What is particularly troubling about this trend is the unprecedented levels of income and wealth achieved by the top schools. Harvard’s endowment is an astonishing $20 billion, Yale has $10 billion, Princeton $8 billion, and MIT has $5 billion. With large investments in private equity funds, university endowments saw their portfolios increase significantly over the last 5 years.
Many schools claim that the cost of educating its students is much higher than tuition itself, and they are, in fact, subsidizing our education. What they fail to mention, however, is how much impact they can have by simply allocating a small portion of endowment to reducing tuition.

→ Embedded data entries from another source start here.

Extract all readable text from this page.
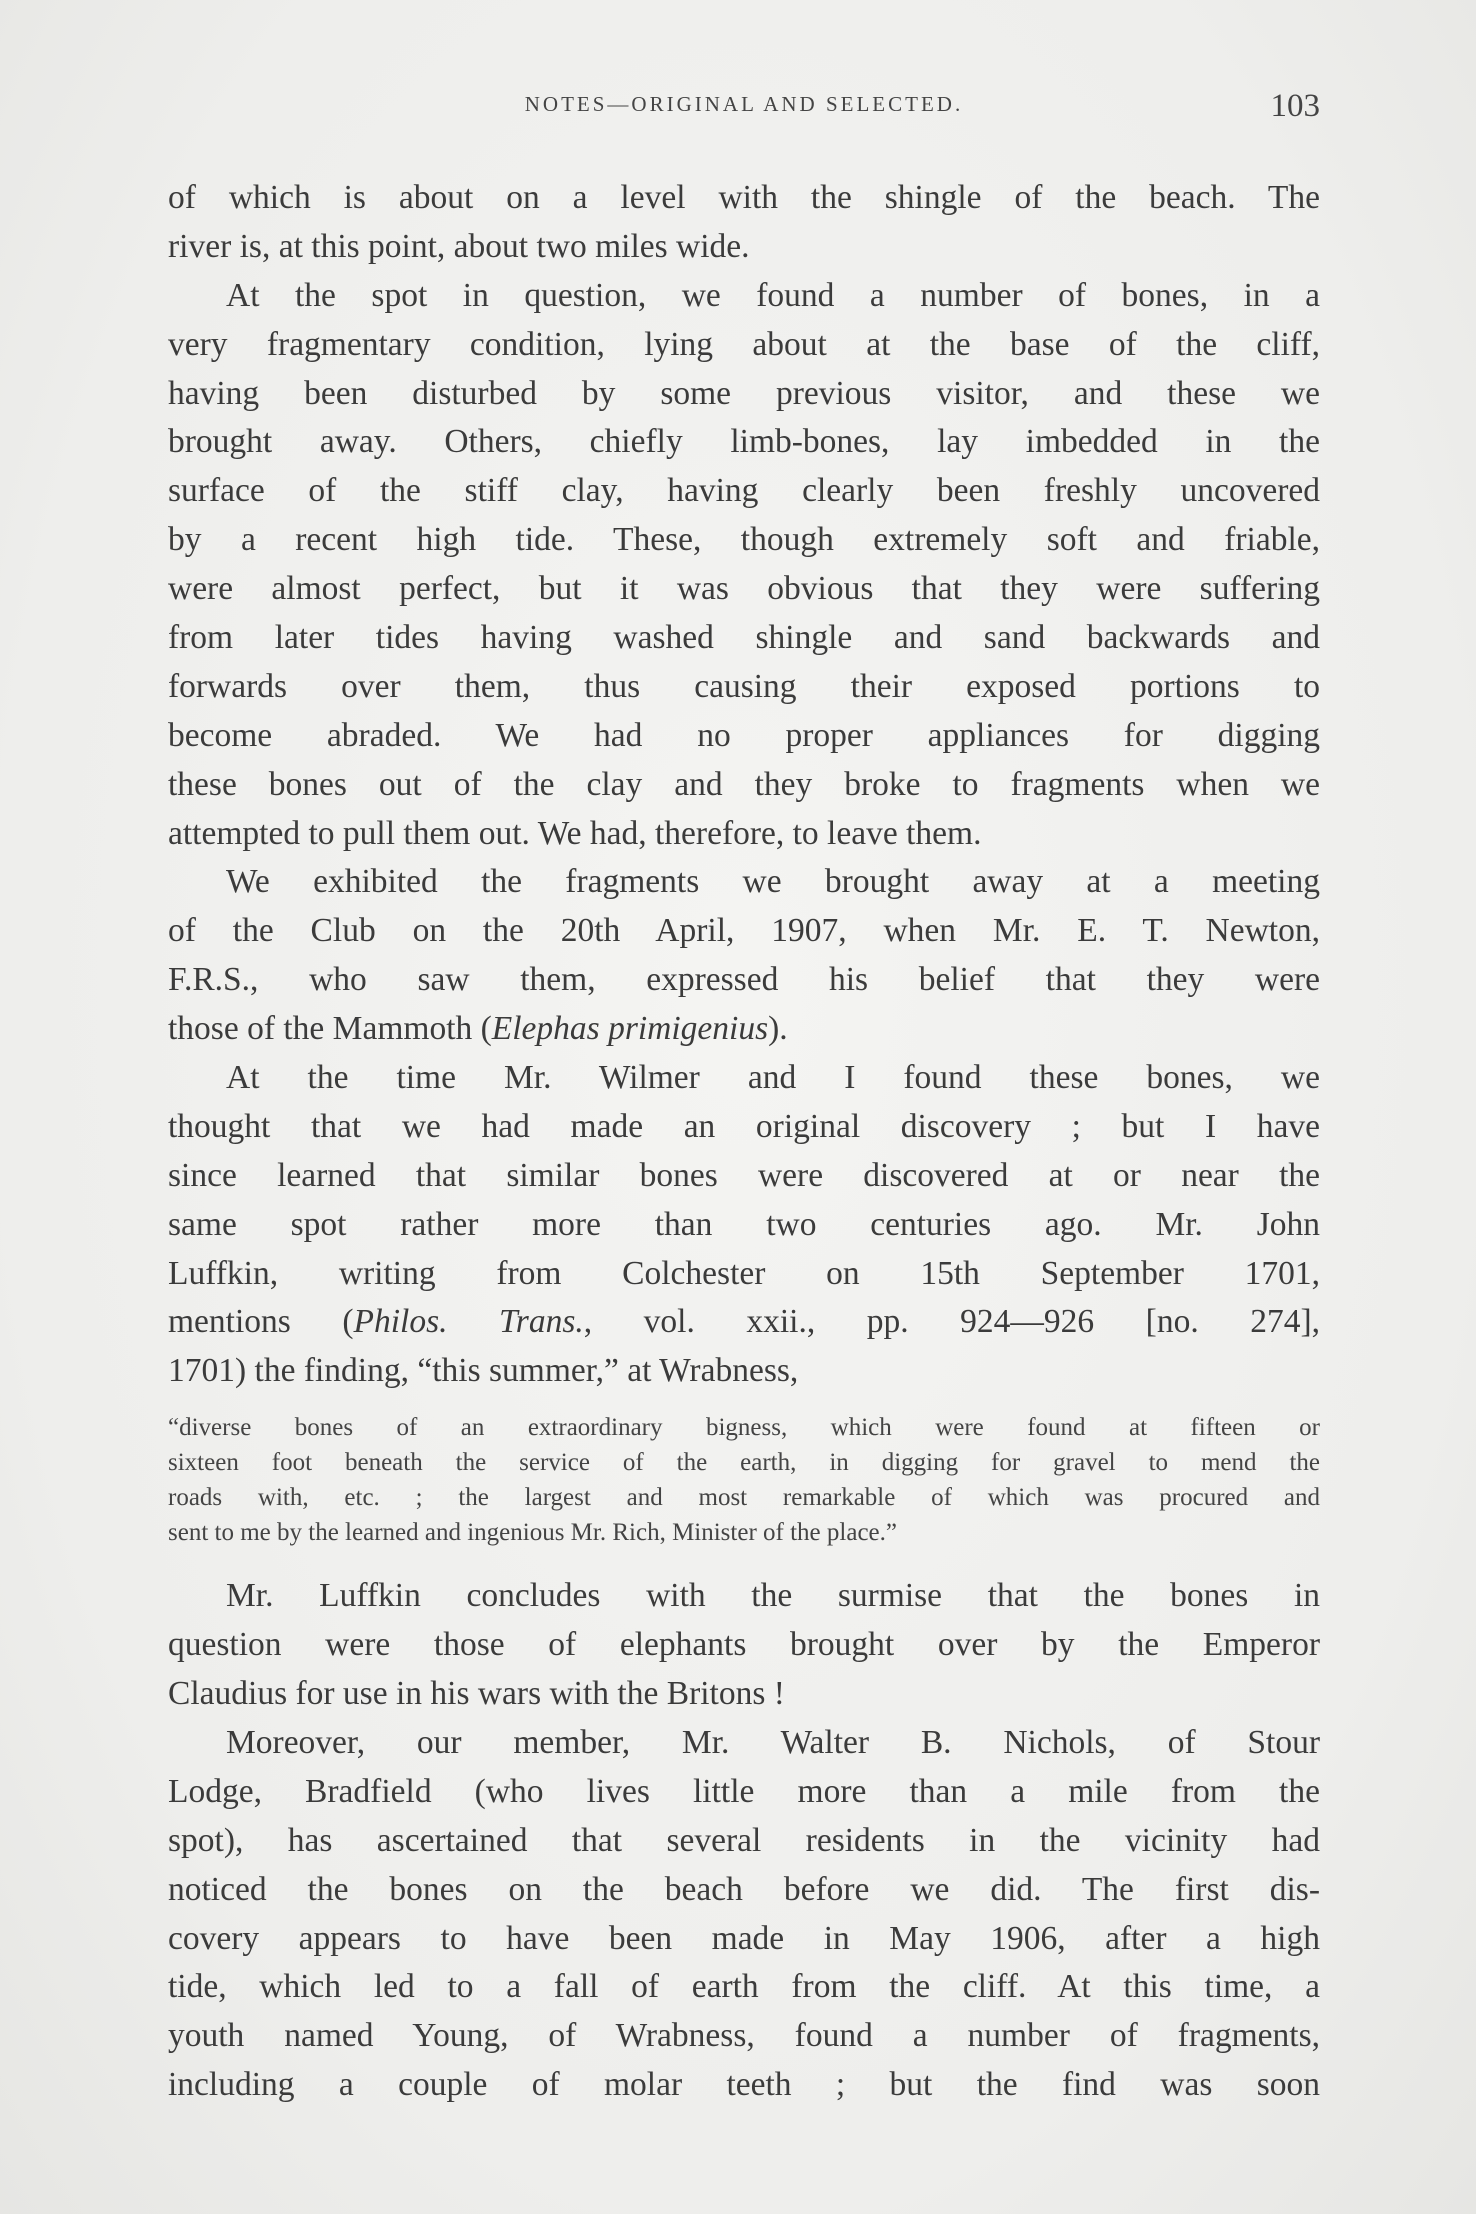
NOTES—ORIGINAL AND SELECTED.	103
of which is about on a level with the shingle of the beach. The
river is, at this point, about two miles wide.
At the spot in question, we found a number of bones, in a
very fragmentary condition, lying about at the base of the cliff,
having been disturbed by some previous visitor, and these we
brought away. Others, chiefly limb-bones, lay imbedded in the
surface of the stiff clay, having clearly been freshly uncovered
by a recent high tide. These, though extremely soft and friable,
were almost perfect, but it was obvious that they were suffering
from later tides having washed shingle and sand backwards and
forwards over them, thus causing their exposed portions to
become abraded. We had no proper appliances for digging
these bones out of the clay and they broke to fragments when we
attempted to pull them out. We had, therefore, to leave them.
We exhibited the fragments we brought away at a meeting
of the Club on the 20th April, 1907, when Mr. E. T. Newton,
F.R.S., who saw them, expressed his belief that they were
those of the Mammoth (Elephas primigenius).
At the time Mr. Wilmer and I found these bones, we
thought that we had made an original discovery ; but I have
since learned that similar bones were discovered at or near the
same spot rather more than two centuries ago. Mr. John
Luffkin, writing from Colchester on 15th September 1701,
mentions (Philos. Trans., vol. xxii., pp. 924—926 [no. 274],
1701) the finding, “this summer,” at Wrabness,
“diverse bones of an extraordinary bigness, which were found at fifteen or
sixteen foot beneath the service of the earth, in digging for gravel to mend the
roads with, etc. ; the largest and most remarkable of which was procured and
sent to me by the learned and ingenious Mr. Rich, Minister of the place.”
Mr. Luffkin concludes with the surmise that the bones in
question were those of elephants brought over by the Emperor
Claudius for use in his wars with the Britons !
Moreover, our member, Mr. Walter B. Nichols, of Stour
Lodge, Bradfield (who lives little more than a mile from the
spot), has ascertained that several residents in the vicinity had
noticed the bones on the beach before we did. The first dis-
covery appears to have been made in May 1906, after a high
tide, which led to a fall of earth from the cliff. At this time, a
youth named Young, of Wrabness, found a number of fragments,
including a couple of molar teeth ; but the find was soon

Let’s consider the case of Harvard. For FY1999, Harvard generated $460 million from tuition, and $410 million by drawing down on its endowment, or little over 2% of its endowment. If Harvard were to draw as little as 0.5% more from its endowment, that would mean additional $100 million available to offset tuition – representing more than 20% decline in tuition!
It is interesting, however, that despite the positive impact the bull market has had on its endowment, Harvard has continued to charge top dollar. So why have the top schools continued to raise tuition? It is because they can. The simple application of lessons from first year Marketing and C&S tells us that firms should charge as much as students are willing to pay. With its prestige and name value, Harvard could probably still attract students even if decided to double its fees.

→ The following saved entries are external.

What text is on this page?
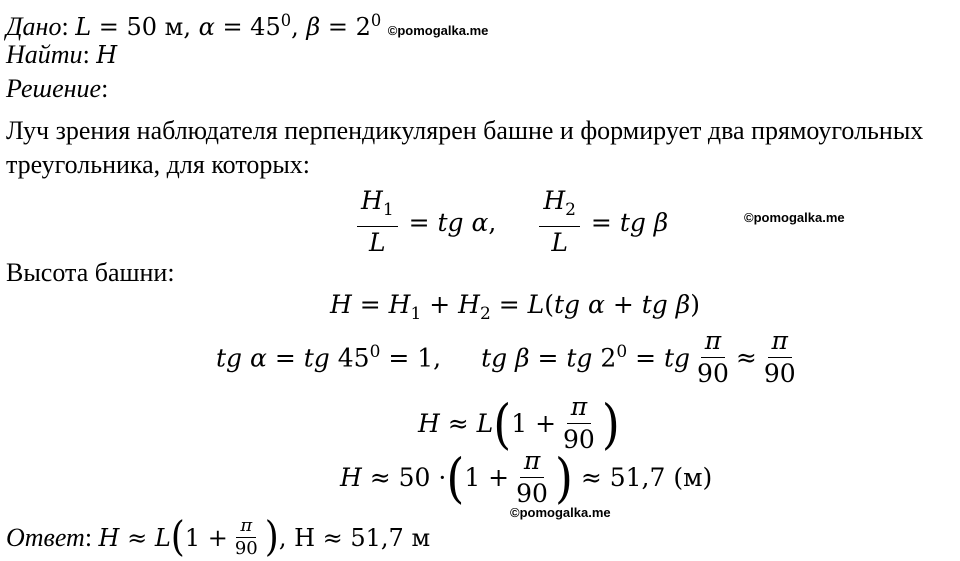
Дано: L = 50 м, $\alpha = 45^0$, $\beta = 2^0$ ©pomogalka.me
Найти: H
Решение:
Луч зрения наблюдателя перпендикулярен башне и формирует два прямоугольных
треугольника, для которых:
$\frac{H_1}{L}$ = tg α, $\frac{H_2}{L}$ = tg β	©pomogalka.me
Высота башни:
$H = H_1 + H_2 = L(tg$ α + tg β)
tg α = tg $45^0 = 1$, tg β = tg $2^0$ = tg $\frac{\pi}{90} \approx \frac{\pi}{90}$
H ≈ L ( $1 + \frac{\pi}{90}$ )
H ≈ 50 · ( $1 + \frac{\pi}{90}$ ) ≈ 51,7 (м)
©pomogalka.me
Ответ : H ≈ L ( $1 + \frac{\pi}{90}$ ) , H ≈ 51,7 м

Besides the most obvious benefit of making higher education more affordable, reducing tuition has much greater social implications. As nonprofit institutions, universities can truly subscribe to the mission of public service. By reducing tuition, they can also attract a much greater pool of talent throughout the world. Imagine the quality of applicants and students Harvard would generate if it decided to eliminate tuition.
Ask any international student about the costs of higher education in his/her own country. Many top universities outside the US take on education as a social responsibility, rather than a means of profit maximization.
Certainly Harvard and other schools have used their wealth to enrich our educational experiences. Close to home, the Spangler Center, as well as other capital improvements stand as testament to the administration’s effort to improve the quality of education. Now, I hope that they will consider allocating that wealth to help education more accessible.